5.7 Which Way Will Water Move?
- Osmosis
- Bulk flow is the tendency of different substances in a fluid to move together in the same direction due to a pressure gradient (as in animal circulatory systems).
- Osmosis is the passive movement of water across a differentially permeable membrane in response to solute concentration gradients, pressure gradients, or both.
- For example, if a bag containing a sugar solution is placed in pure water, the water will diffuse inward (higher to lower).
- Effects of Tonicity
- Tonicity denotes the relative concentration of solutes in two fluids--extracellular fluid and cytoplasmic fluid, for example.
- Three conditions are possible:
- An isotonic fluid has the same concentration of solutes as the fluid in the cell; immersion in it causes no net movement of water.
- A hypotonic fluid has a lower concentration of solutes than the fluid in the cell; cells immersed in it may swell.
- A hypertonic fluid has a greater concentration of solutes than the fluid in the cell; cells in it may shrivel.
- Cells either are dependent on relatively constant (isotonic) environments or are adapted to hypotonic and hypertonic ones.
- Effects of Fluid Pressure
- Hydrostatic pressure is a force directed against a membrane by a fluid; the greater the solute concentration, the greater will be the hydrostatic pressure it exerts.
- This force is countered by osmotic pressure, which prevents any further increase in the volume of the solution.
- When plants lose water, there is a shrinkage of the cytoplasm called plasmolysis.
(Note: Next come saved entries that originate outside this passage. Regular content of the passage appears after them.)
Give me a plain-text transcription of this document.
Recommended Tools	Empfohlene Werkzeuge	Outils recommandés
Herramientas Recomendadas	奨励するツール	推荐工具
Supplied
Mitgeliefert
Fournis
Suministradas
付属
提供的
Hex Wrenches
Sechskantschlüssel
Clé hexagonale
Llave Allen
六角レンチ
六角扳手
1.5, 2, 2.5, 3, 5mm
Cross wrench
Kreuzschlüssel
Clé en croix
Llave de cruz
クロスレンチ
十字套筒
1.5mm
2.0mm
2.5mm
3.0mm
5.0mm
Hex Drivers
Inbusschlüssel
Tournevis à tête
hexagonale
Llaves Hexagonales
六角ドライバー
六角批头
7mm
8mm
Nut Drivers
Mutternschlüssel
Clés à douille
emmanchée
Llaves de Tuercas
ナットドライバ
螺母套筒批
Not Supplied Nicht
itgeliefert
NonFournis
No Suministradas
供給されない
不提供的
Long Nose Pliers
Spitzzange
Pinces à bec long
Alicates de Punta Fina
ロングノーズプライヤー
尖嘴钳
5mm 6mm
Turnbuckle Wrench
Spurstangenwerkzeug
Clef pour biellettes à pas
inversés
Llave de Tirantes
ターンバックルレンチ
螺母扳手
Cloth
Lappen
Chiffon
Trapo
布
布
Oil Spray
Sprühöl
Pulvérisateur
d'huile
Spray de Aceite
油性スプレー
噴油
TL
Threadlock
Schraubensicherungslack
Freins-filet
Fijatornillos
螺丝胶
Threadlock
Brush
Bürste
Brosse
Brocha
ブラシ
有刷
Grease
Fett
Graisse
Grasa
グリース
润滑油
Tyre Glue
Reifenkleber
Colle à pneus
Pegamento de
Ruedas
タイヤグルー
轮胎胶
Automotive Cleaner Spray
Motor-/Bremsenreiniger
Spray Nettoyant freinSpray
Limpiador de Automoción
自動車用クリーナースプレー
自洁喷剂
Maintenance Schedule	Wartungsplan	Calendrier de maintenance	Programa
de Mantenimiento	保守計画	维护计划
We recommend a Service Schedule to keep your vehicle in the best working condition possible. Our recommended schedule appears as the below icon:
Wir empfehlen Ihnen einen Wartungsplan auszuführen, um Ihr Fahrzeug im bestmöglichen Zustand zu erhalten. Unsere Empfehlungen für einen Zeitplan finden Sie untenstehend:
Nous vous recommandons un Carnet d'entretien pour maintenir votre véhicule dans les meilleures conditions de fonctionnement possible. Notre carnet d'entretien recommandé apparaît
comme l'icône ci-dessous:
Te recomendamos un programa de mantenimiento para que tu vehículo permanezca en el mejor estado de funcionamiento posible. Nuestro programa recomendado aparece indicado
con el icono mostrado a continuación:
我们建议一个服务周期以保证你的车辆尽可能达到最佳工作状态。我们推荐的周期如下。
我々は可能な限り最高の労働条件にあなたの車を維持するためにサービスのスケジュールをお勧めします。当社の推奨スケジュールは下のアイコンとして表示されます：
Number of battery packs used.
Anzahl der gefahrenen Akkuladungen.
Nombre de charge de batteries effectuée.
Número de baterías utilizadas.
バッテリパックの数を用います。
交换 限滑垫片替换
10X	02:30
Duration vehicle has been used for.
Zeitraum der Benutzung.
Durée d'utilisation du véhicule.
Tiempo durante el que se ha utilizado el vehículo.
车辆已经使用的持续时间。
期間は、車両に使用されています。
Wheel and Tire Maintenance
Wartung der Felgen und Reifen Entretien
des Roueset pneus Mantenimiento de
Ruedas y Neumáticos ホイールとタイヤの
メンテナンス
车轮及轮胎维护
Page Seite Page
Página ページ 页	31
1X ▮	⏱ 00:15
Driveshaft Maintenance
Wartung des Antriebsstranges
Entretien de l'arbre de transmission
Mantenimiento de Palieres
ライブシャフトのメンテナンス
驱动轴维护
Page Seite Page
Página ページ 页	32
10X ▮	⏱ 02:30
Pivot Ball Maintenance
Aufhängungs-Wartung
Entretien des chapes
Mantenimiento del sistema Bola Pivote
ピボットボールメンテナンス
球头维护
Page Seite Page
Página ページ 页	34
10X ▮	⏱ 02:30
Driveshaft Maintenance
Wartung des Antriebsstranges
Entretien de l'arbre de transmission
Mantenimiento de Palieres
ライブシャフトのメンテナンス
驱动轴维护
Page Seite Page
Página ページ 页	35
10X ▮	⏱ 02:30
5.8 Membrane Traffic To and From the Cell Surface
- Exocytosis and Endocytosis
- In exocytosis, a cytoplasmic vesicle moves substances from cytoplasm to plasma membrane where the membranes of the vesicle and cell fuse.
- Endocytosis encloses particles in small portions of plasma membrane to form vesicles that then move into the cytoplasm.
- In receptor-mediated endocytosis, specific molecules are brought into the cell by specialized regions of the plasma membranes that form coated pits which sink into the cytoplasm.
- In bulk-phase endocytosis, a vesicle forms around a small volume of extracellular fluid without regard to what substances might be dissolved in it.
- Phagocytosis, is an active form of endocytosis by which a cell engulfs microorganisms, particles, or other debris; this is seen in protistans and white blood cells.
- Membrane Cycling
- Even as exocytosis and endocytosis disrupt the plasma membrane, the rates are such that the plasma membrane is continually replaced.
- For example in neurotransmitter release, an episode of exocytosis was immediately followed by counterbalancing endocytosis.